I don't see that. I see you making some generalizations, using unclear terms like "dead marriage." I am a student of history, so I take a larger view of the benefits of marriage. It could just be a legal arrangement. It could be a means to reproduce (have kids). It could be to get a mate who shares your career interests, say, a farmer who wants a wife who also has farming skills, or a soldier who needs a wife who will be okay with his absences and risks to his life in battle.
It's only in extremely recent times that marriages have become this romantic ideal, where you love and desire your spouse and make the (silly) promise to love and desire them forever, the same way you do on your wedding day. Obviously, no one can predict the future. If you marry at age 22, you will be a different person at 44 and may no longer love or desire, in the same way, or share interests with your also-maturing spouse.
Therefore, in my opinion, a marriage is not
automatically "dead," or no longer a marriage, if the initial "love," excitement, NRE, or shared interests wane. You can still deeply love your spouse if some emotional intimacy is there. If you're not putting in the work of keeping the relationship alive, because you got tired of trying, say, or you've just been basically avoiding the person you live with, if you've become indifferent, or there is hatred, abuse, etc., THEN I would say the marriage is "dead." In that case, if you opened the relationship, it would not be polyamory, because any kind of love for the spouse is gone, and you're just maintaining the very mere appearance of a marriage. If you dated one other person, you wouldn't be poly. You'd probably just be looking for a "soft landing" prior to breaking up. If, however, you dated more than one person, and planned to continue doing so, then you would be practicing polyamory.

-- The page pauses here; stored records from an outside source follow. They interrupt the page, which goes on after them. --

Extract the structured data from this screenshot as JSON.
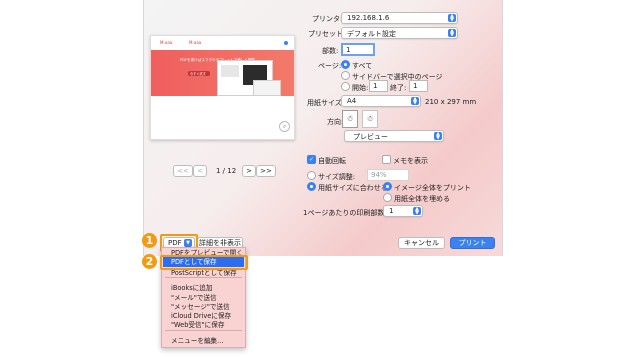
{
  "printer": {
    "label": "プリンタ:",
    "value": "192.168.1.6"
  },
  "presets": {
    "label": "プリセット:",
    "value": "デフォルト設定"
  },
  "copies": {
    "label": "部数:",
    "value": "1"
  },
  "pages": {
    "label": "ページ:",
    "all": "すべて",
    "selection": "サイドバーで選択中のページ",
    "from_label": "開始:",
    "from_value": "1",
    "to_label": "終了:",
    "to_value": "1"
  },
  "paper": {
    "label": "用紙サイズ:",
    "value": "A4",
    "dims": "210 x 297 mm"
  },
  "orientation": {
    "label": "方向:"
  },
  "section": {
    "value": "プレビュー"
  },
  "pager": {
    "text": "1 / 12",
    "first": "<<",
    "prev": "<",
    "next": ">",
    "last": ">>"
  },
  "options": {
    "auto_rotate": "自動回転",
    "show_notes": "メモを表示",
    "scale_label": "サイズ調整:",
    "scale_value": "94%",
    "fit_label": "用紙サイズに合わせる:",
    "print_entire": "イメージ全体をプリント",
    "fill_paper": "用紙全体を埋める",
    "copies_per_page_label": "1ページあたりの印刷部数:",
    "copies_per_page_value": "1"
  },
  "footer": {
    "pdf": "PDF",
    "hide_details": "詳細を非表示",
    "cancel": "キャンセル",
    "print": "プリント"
  },
  "pdf_menu": {
    "partial_top": "PDFをプレビューで開く",
    "save_pdf": "PDFとして保存",
    "save_ps": "PostScriptとして保存",
    "ibooks": "iBooksに追加",
    "mail": "\"メール\"で送信",
    "messages": "\"メッセージ\"で送信",
    "icloud": "iCloud Driveに保存",
    "web": "\"Web受信\"に保存",
    "edit": "メニューを編集..."
  },
  "steps": {
    "one": "1",
    "two": "2"
  },
  "colors": {
    "accent": "#3b82f0",
    "step_badge": "#f29a14",
    "menu_bg": "#f9d2d2",
    "selected": "#2d6ef0"
  },
  "preview_thumb": {
    "logo_left": "M-aaa",
    "logo_right": "M-aaa",
    "headline": "PDFを書けばスマホやタブレットで美しく閲覧",
    "button": "今すぐ試す"
  }
}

Example: famous actor Spencer Tracy had a famously deep relationship with famous actor Katharine Hepburn, but they couldn't marry because Tracy's wife was a Roman Catholic and refused to divorce him, despite his adultery. He was married to his wife in name only. He wasn't polyamorous. He was monogamous with someone who was not his legal wife.
There are all kinds of marriages. I'd be careful which ones we call "dead."